Jan 30, 2014 View Comments by

Colorado’s Historic and Scenic Byways Celebrate 25th AnniversaryThe state of Colorado is home to many spectacular roads, and 25 of these are recognized as scenic or historic byways. In 1989, the Colorado Scenic and Historic Byways Program was created to promote these fantastic routes, eleven of which are also designated as America’s Byways. This gives the state more national byways than any other. With this number of byways, there’s a little something for everyone.

The Alpine Loop Backcountry Byway is a great trip for dual sport riders. The 63-mile dirt loop winds its way to the top of southern Colorado’s San Juan Mountains and provides stunning views of several of the state’s “fourteeners.” From late June to early July the area’s wild flowers are in full bloom making already beautiful scenery even more captivating. Food and lodging can be found in Lake City to the east and Ouray to the west, and camping is always an option.

The San Juan Skyway is a treat for motorcyclists hungry for the curves. With 236 miles of everything from long sweepers to tight, technical turns, the San Juan is a motorcyclist’s dream come true. One particularly twisty section winding between the historic mining towns of Ouray and Silverton is known as the Million Dollar Highway. Nearby towns include Durango, Silverton, Ouray, Dolores, and Cortez.

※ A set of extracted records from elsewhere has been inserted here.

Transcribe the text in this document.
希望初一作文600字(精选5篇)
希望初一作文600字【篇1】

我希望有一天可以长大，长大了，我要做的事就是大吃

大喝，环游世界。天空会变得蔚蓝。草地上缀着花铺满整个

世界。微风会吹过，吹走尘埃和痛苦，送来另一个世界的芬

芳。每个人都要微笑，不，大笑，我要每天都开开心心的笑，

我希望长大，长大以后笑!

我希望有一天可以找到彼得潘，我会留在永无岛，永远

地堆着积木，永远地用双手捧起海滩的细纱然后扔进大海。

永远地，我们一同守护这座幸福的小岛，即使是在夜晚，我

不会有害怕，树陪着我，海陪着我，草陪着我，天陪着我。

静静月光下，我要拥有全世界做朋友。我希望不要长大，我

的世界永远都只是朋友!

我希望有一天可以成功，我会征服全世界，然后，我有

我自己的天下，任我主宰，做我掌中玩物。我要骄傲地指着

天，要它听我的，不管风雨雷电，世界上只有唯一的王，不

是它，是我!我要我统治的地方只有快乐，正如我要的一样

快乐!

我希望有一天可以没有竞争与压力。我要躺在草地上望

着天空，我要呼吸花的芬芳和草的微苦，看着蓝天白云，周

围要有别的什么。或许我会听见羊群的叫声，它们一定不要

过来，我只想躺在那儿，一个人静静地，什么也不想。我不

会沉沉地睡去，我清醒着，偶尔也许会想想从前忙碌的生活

The Grand Mesa Byway is a great option for those wishing to take in the views at a more relaxed pace. Though there are twisty sections going up to and down from the top of the mesa, the majority of its 63 miles are atop the world’s largest flattop mountain. Feeling adventurous? There’s also an extra 12-mile long dirt road the leads to what is known as “Land’s End,” where the mesa drops off and the view is breathtaking. The Grand Mesa is especially beautiful in the fall as the aspen leaves begin to change. The nearby towns of Grand Junction, Fruita, and Cedaredge offer food and lodging.

These are just three of Colorado’s 25 scenic and historical byways. Before heading out to ride them, though, be sure to check with the Colorado Department of Transportation to find out when certain routes are seasonally closed. Also, it’s a good idea to confirm which byways are paved and which are dirt so you know what you’re in for!